なんでもやってあげたいという気持ちになります」と話されました。
そこで、私は
「思いっきり甘やかせるのもアリですね」
助言しました。で、その状態が1か月ほど続きました。
その頃から少しずつですが変化が出始めます。
まず娘さんですが、だんだんと自分でやりだすようになったのです。
お母さんが手を出すと
「いや、自分でやる!!」と言うようになります。まるで2~3歳児の反抗期のようです。
その頃になると、お母さんはその子の特性が大分わかっていたので、
時には喧嘩したり、時には話し合ったり、
そして時には放っておいたりと上手に対応されていました。そうなるとさらに変化が起こりました。

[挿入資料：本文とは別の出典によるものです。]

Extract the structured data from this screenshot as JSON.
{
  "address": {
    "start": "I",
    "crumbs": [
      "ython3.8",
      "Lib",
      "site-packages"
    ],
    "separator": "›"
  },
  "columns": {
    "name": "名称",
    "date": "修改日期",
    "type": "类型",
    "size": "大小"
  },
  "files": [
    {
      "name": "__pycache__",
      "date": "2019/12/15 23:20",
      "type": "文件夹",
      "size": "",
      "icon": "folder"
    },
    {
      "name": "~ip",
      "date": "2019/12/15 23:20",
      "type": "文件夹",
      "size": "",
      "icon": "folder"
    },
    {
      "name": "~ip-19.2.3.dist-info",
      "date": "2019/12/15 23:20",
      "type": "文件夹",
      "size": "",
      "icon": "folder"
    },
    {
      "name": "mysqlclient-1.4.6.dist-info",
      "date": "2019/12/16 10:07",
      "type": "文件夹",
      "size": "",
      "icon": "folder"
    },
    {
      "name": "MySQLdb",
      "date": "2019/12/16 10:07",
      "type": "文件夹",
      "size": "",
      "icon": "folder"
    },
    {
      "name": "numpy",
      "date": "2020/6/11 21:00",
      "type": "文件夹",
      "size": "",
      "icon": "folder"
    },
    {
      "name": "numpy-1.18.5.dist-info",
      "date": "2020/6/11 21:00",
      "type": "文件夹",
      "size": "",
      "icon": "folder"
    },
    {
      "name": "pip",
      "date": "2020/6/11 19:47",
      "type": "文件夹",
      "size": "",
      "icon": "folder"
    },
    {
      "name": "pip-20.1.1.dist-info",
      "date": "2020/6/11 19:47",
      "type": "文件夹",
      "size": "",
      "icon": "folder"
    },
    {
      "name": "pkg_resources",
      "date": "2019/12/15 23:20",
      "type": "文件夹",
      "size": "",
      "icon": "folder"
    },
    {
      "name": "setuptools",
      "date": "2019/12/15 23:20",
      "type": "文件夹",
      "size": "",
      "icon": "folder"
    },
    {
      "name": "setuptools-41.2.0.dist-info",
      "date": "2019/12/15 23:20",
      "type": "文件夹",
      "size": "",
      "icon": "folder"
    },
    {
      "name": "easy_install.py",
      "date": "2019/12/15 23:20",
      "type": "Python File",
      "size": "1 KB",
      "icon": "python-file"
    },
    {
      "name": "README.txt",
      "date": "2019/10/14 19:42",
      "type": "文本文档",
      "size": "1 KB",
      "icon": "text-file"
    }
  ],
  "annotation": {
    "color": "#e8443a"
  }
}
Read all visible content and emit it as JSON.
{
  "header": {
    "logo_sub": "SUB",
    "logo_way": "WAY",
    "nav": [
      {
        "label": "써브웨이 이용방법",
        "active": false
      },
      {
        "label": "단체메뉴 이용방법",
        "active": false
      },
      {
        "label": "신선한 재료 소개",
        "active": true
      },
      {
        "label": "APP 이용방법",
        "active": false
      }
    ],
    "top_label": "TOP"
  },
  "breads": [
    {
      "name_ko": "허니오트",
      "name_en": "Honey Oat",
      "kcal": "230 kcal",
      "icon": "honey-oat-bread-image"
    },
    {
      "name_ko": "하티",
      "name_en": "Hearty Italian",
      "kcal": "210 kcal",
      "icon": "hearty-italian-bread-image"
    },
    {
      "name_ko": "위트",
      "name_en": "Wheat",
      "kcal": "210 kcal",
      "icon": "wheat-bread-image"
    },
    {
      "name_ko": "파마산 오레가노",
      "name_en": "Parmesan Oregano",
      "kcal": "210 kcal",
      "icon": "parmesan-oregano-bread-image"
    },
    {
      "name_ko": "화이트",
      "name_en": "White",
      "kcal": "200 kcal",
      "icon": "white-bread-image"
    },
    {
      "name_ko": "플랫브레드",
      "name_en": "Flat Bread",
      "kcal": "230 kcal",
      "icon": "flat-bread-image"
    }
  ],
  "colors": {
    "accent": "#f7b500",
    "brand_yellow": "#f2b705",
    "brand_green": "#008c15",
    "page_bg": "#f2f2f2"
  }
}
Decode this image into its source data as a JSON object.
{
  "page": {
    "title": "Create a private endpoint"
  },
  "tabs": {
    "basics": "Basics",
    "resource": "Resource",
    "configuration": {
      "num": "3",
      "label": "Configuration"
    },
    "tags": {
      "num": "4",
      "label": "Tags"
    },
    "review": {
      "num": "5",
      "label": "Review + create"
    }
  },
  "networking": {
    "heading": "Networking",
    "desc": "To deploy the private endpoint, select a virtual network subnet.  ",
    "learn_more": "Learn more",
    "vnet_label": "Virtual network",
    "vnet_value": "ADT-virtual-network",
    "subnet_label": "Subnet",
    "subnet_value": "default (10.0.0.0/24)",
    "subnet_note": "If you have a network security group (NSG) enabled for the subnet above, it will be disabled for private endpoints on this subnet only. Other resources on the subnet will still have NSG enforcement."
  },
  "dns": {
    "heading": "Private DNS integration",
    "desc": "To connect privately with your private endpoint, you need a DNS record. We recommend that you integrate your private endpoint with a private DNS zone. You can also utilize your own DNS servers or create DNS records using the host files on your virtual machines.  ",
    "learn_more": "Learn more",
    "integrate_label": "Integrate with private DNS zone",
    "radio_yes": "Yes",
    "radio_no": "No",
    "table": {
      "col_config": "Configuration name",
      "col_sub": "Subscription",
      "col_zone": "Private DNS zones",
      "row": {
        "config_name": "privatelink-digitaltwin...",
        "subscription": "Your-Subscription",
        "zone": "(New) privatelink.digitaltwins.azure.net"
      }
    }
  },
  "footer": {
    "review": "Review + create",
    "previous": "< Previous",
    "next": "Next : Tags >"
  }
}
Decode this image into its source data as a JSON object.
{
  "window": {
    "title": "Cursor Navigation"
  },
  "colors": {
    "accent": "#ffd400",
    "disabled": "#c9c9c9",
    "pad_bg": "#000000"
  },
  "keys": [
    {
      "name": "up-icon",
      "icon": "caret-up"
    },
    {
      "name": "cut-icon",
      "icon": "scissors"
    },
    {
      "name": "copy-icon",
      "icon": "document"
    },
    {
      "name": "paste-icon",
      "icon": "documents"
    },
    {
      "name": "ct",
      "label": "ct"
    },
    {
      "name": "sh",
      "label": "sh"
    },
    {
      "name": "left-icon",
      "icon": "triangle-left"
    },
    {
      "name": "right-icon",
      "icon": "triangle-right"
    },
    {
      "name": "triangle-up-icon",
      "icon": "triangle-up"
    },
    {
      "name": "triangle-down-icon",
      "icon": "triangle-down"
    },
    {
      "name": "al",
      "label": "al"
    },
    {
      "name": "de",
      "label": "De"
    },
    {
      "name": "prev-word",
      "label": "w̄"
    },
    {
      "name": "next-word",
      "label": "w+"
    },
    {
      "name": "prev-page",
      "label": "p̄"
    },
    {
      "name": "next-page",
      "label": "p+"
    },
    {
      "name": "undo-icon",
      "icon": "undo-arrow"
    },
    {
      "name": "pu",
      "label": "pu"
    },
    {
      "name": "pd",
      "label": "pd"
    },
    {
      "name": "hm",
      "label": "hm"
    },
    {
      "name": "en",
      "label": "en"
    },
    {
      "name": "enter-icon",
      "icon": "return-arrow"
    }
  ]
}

その子がいきなり「別室等からなら頑張れるかな?」と言うのです。でも怖そうで、
「お母さん一緒に来て」と言いました。お母さんは2つ返事で「いいよ」と答え、
そこからお母さんが学校まで一緒に登校するようになりました。そうなると、「大丈夫だよ。もうひとりで行ける」と言い、
今は一人で別室登校に行けるようになりました。
この例では、お母さんが子どもを理解した上で、
上手に赤ちゃん返りに対応できたことで、
少しずつ生きる力を身に着けていけるようになっています。
できたら専門家に相談しながら進めていく
ただ、こうした赤ちゃん返りの例では、
どうしてもお母さんにとって迷いが出てきます。
普通の大人であれば、
「いや、そんな甘えさせちゃダメでしょ」と
言われることも多いです。
なので、できれば専門家に相談していくことで、
これでいいのかどうかを確認しながら進めていくことが大切です。
まとめ
今回の記事のまとめです。
大事なのは親の感覚です。
そもそも子育ては大半が感覚的な部分で行われるものです。
そして感覚的な温かさで子どもは
「あ、この世に生きていいんだ」と思えるようになります。
いわゆる基本的信頼感ですね。
不登校の子どものサポートは苦行ではなく、
親子の絆を深めるためのチャンスでもあります。
ぜひ、今しかできない子どもとの関わりを楽しんでくださいね。